Sans référence, point de salut. Les jeunes dirigeants le savent bien. «Nous inaugurons en octobre 2004 une installation pour pourvoir en eau potable deux villages au Sénégal. Nous avons conçu et suivi le chantier. Pour nous, c'est un marché de 50 000 euros. Mais au-delà du montant, c'est notre première référence, se réjouit Thierry Coulom, président d'Aquatrium spécialisée dans le traitement de l'eau. Nous avons un second chantier au Congo.» Pour Patrick Julien, gérant de Netagis, les choses sont claires! «Nous voulons avoir trois références avec de grands groupes pour lancer une commercialisation en 2005.» Jusqu'ici, l'entreprise proposait ses systèmes de cartographie via Internet aux collectivités. Elle veut offrir des composantes cartographiques au management de sites industriels. C'est dans ce cadre-là qu'elle vient de nouer un partenariat avec Airbus. «Il s'agit d'une collaboration technique, souligne Patrick Julien. Ils nous apportent leur environnement, nous leur apportons notre savoir-faire.» Total, Areva... sont d'autres «gros» industriels que cible le dirigeant, bien conscient qu'Airbus constitue une «référence qui va indéniablement aider au développement de Netagis». Il ne faut jamais se reposer sur ses lauriers. En un an, Philippe Dhervilly a multiplié par dix le chiffre d'affaires de sa jeune entreprise, ARD, et recherche encore des débouchés pour ses liants à base de matériaux naturels pour stabiliser les sols. «Nous travaillons beaucoup avec les collectivités locales. Je me tourne aussi vers d'autres maîtres d'ouvrage qui ont du foncier à mettre en valeur.»

Mais que tout est lent pour une jeune pousse. «Il y a une inertie formidable dans le bâtiment. Cela demande du temps pour imposer de nouveaux matériaux ou de nouveaux procédés», observe Stéphane Cinier, responsable du développement de Cinier radiateurs contemporains, qui propose des radiateurs design. «Nous ciblons les architectes et les décorateurs qui nous font remonter des affaires. Nous participons également à des foires en partenariat avec des installateurs.» Pour Cinier tout va bien. L'entreprise affiche des taux de croissance à deux chiffres depuis 2000. Jean-Louis Froehly, gérant de Diaxis, peine plus à imposer en France son nouveau concept de drainage des maisons individuelles qui a pourtant obtenu un avis technique du CSTB. «C'est difficile de changer les habitudes des entreprises du bâtiment. Pourtant, mon procédé est simple à mettre en oeuvre, il est léger, non polluant».

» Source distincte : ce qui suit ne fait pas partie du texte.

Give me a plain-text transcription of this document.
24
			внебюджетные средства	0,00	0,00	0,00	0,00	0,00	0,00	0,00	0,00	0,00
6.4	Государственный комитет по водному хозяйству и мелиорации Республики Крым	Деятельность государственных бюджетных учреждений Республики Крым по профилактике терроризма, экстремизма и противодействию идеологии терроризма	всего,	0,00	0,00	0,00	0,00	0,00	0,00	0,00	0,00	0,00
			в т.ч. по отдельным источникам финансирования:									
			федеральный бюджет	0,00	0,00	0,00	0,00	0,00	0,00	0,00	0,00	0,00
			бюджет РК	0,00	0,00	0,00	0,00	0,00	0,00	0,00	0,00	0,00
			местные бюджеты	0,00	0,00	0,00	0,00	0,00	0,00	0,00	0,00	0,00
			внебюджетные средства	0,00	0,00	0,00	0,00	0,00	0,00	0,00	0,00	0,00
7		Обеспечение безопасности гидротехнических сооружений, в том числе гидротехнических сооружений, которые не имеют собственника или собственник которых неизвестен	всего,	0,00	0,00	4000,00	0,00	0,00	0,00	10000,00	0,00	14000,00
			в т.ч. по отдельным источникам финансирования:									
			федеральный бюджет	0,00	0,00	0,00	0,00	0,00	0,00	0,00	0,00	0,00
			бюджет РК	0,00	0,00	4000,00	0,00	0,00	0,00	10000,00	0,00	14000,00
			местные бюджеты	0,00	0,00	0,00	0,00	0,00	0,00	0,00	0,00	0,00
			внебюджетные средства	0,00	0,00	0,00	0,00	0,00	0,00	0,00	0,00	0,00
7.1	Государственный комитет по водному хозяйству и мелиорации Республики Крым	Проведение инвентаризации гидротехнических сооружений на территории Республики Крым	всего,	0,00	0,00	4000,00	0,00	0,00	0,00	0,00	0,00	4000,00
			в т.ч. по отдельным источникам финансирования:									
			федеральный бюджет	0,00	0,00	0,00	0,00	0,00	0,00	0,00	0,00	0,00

Embaucher pour se développer

Avec les premiers succès commerciaux, arrivent aussi les premières contraintes. La première d'entre elles : recruter. C'est souvent une condition pour se développer et faire face à la demande. Christophe Bousrez, dirigeant d'AK5, entreprise de la Marne spécialisée dans le balisage temporaire des travaux routiers, en sait quelque chose. «En janvier 2002, nous avons démarré à 3, dont moi. Nous sommes 9 aujourd'hui. J'ai embauché, en un peu plus de deux ans, 7 ouvriers routiers. De préférence, ils doivent savoir maçonner, faire des petits travaux. La plu- part sont des jeunes qui ont déjà travaillé dans le BTP via l'intérim. La moyenne d'âge est de 25 ans.»

La clé du développement passe souvent par le recrutement d'un professionnel confirmé, embauche coûteuse pour une PME. L'erreur n'est pas permise. Laurent Auret, fondateur de Neosens, société innovante spécialisée dans le développement de capteurs pour milieux aqueux et non-aqueux, ne regrette pas l'embauche de son directeur commercial, ancien directeur administratif et financier d'un grand laboratoire pharmaceutique. Il l'a fait entrer dans le capital de l'entreprise. «Cela a été un gros investissement pour nous, souligne-t-il, mais il était nécessaire d'avoir une personne dédiée à la gestion de notre cible ..grands comptes''.» Et les résultats sont là : Veolia, Atofina, Areva, l'Institut français du pétrole : toutes ces affaires se sont faites grâce au nouveau commercial. «En outre, précise Laurent Auret, nos recrutements successifs nous permettent de disposer d'un véritable fonctionnement d'entreprise, avec un responsable R&D, un directeur commercial, un responsable produit, une assistante administrative et un P-DG.» Pour accompagner le développement d'ARD, Philippe Dhervilly veut embaucher à la rentrée deux techniciens et deux commerciaux afin d'aller au-devant de ses clients. «Pour cela, nous attendions la publication du décret sur les jeunes entreprises innovantes pour bénéficier des exonérations de charges sociales.»

Un sou est un sou. La trésorerie est un autre problème récurrent de ces jeunes pousses. «Les premiers mois ont été difficiles du fait des délais de paiement dans le public, rappelle Laurent Jolia Ferrier, créateur et directeur d'Empreinte écologique, qui propose aux industriels et aux collectivités locales de leur calculer leur empreinte justement. Aujourd'hui, je suis dans une situation confortable : je peux me payer un comptable. C'est un vrai luxe, cela me permet de me consacrer au développement de l'entreprise.»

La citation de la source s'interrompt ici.